The fact that there are far more producers — 15 — listed in the credits of “Texas Chainsaw 3D” than there are maimed corpses in the sequel itself is proof not only of how complicated it can be to relaunch a horror franchise but also of Luessenhop's desire to dial down the film's body count.
The new film emphasizes a storyline about the relationship between a woman named Heather (Alexandra Daddario) and Leatherface (Dan Yeager), who share common kin. In the story, Heather inherits a home with a cellar that happens to be occupied by a rather-antisocial relative.
“What if you discovered the only family left to you was a monster?” Luessenhop said.
In fall 2008, Mazzocone traveled to Austin, Texas, to meet with the representatives controlling the “Texas Chainsaw” rights. The producer's pitch was simple: The story of Leatherface should be as popular as the “Saw” movies, which Mazzocone and producer Mark Burg's Twisted Pictures had made.
“I told them we needed to put some level of integrity into the story,” Mazzocone said.
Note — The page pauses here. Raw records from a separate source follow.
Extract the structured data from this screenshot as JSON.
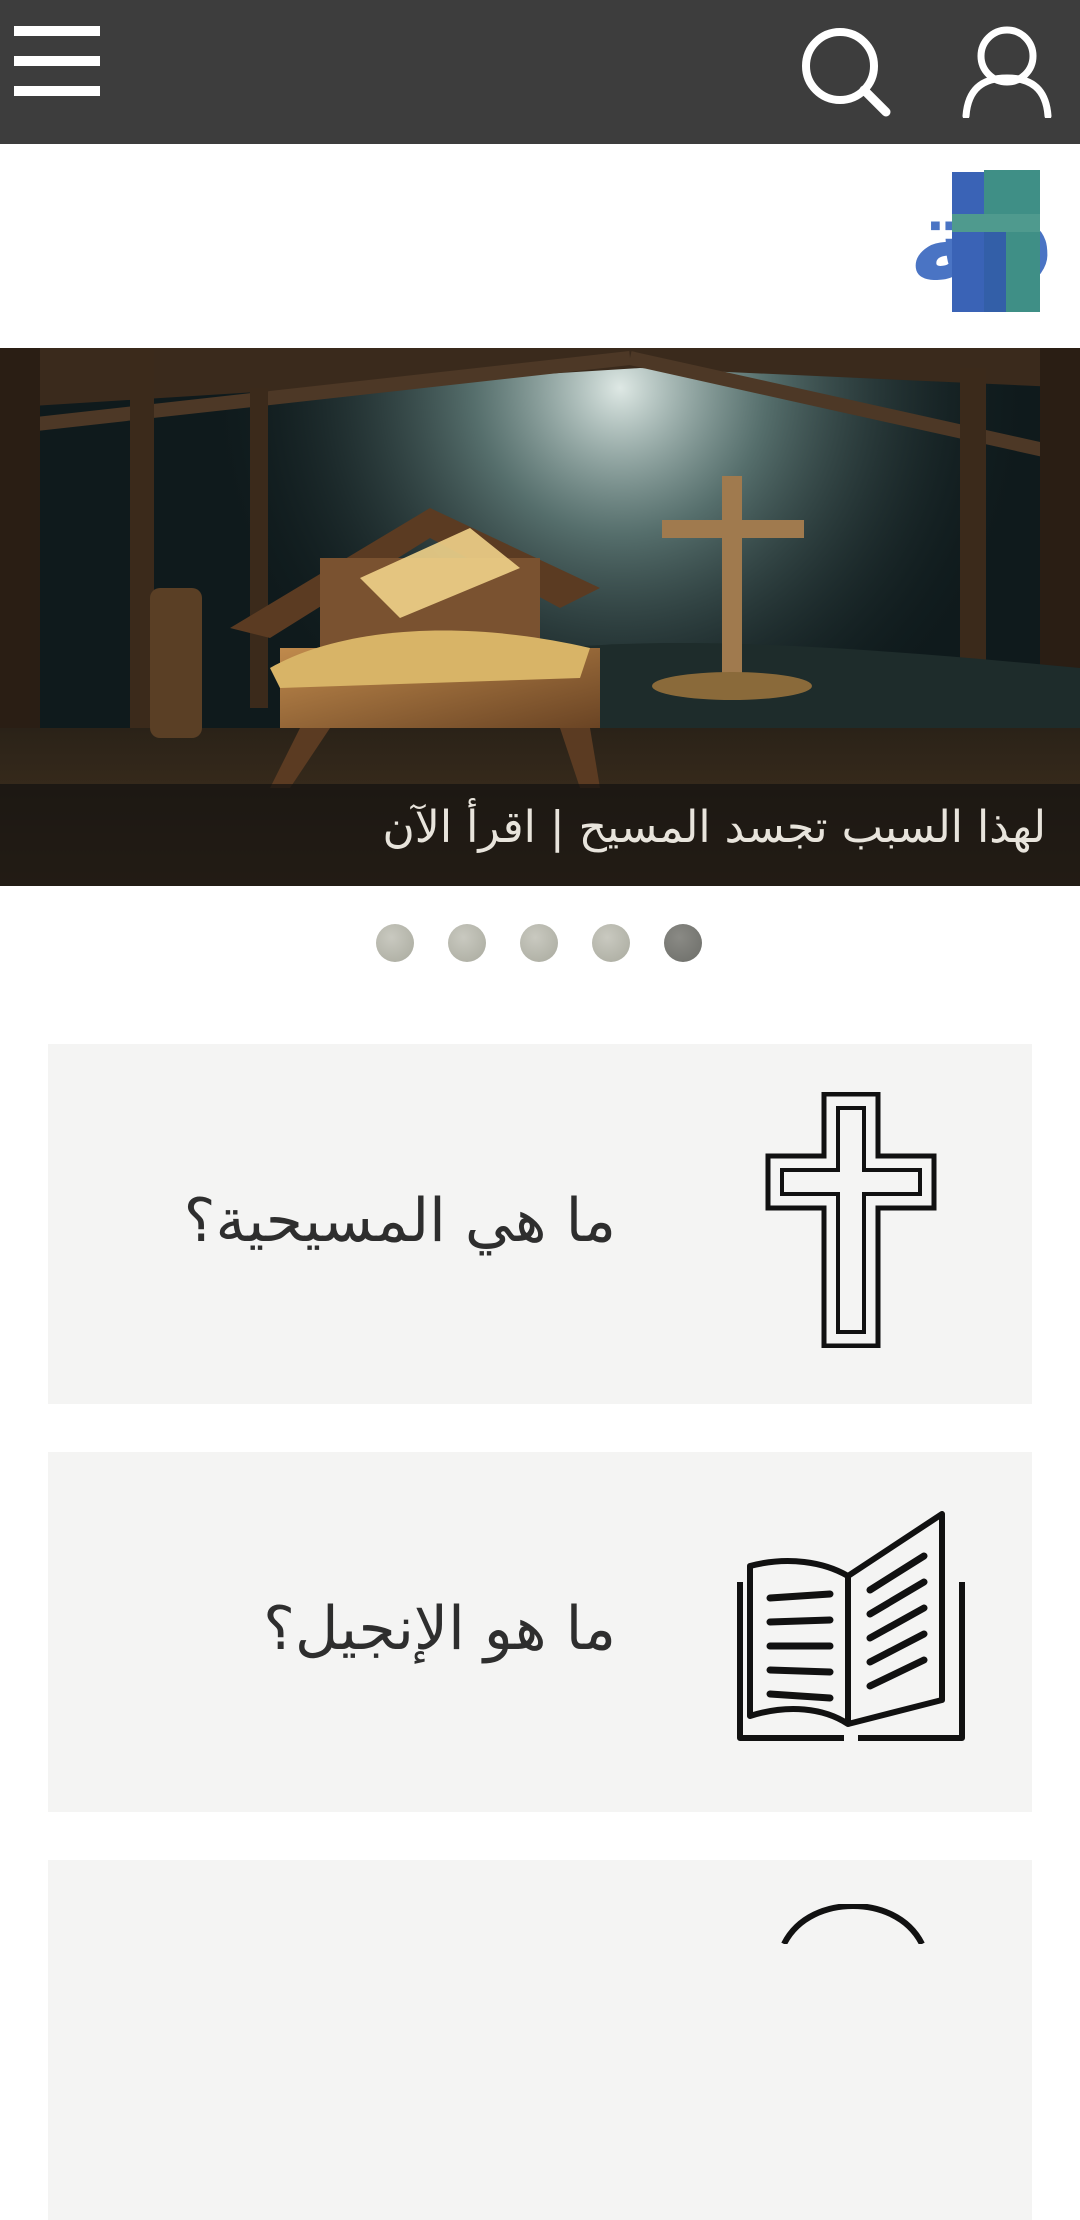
{
  "header": {
    "menu_icon": "hamburger-menu-icon",
    "search_icon": "search-icon",
    "user_icon": "user-icon",
    "logo_text": "معرفة",
    "logo_icon": "cross-logo-icon"
  },
  "hero": {
    "image": "manger-with-cross-in-barn",
    "caption": "لهذا السبب تجسد المسيح | اقرأ الآن",
    "slide_count": 5,
    "active_slide_index": 4
  },
  "cards": [
    {
      "title": "ما هي المسيحية؟",
      "icon": "cross-icon"
    },
    {
      "title": "ما هو الإنجيل؟",
      "icon": "open-book-icon"
    },
    {
      "title": "",
      "icon": "partial-circle-icon"
    }
  ],
  "colors": {
    "topbar": "#3d3d3d",
    "card_background": "#f4f4f3",
    "logo_blue": "#4a74c4",
    "logo_teal": "#3f8f86"
  }
}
While the basic terms of the deal were hammered out in about 15 minutes, it took more than a year to finalize the contract and even longer to assemble a script that felt both fresh and reverential.
Mazzocone needed someone to bankroll the production. Lionsgate, which had released the “Saw” films and felt like a natural home for a new “Texas Chainsaw” film, was focused at the time on fending off takeover investor Carl Icahn and launching its “Hunger Games” series.
Eventually, the project made its way to Campbell Grobman Films, a new company formed by Christa Campbell, an actress and former pinup girl, and Lati Grobman, a producer who had a long partnership with Avi Lerner and his Millennium Pictures.
“We were taking meetings with other directors and writers pitching ideas of what could be the next big franchise,” said Campbell, who has acted in a number of horror movies including “2001 Maniacs,” “Day of the Dead” and “The Tomb.”
Added Grobman: “I know nothing about horror. I'm not a fan of it. But Christa knows the market; she knows the people. She's the queen of horror.”
The movie, which Millennium sold to Lionsgate for domestic distribution, was originally set to open Oct. 26 of last year, but ticket sales proceeds would have been hurt by Superstorm Sandy, which reached its peak intensity a day earlier.
John Horn is a staff writer for the Los Angeles Times.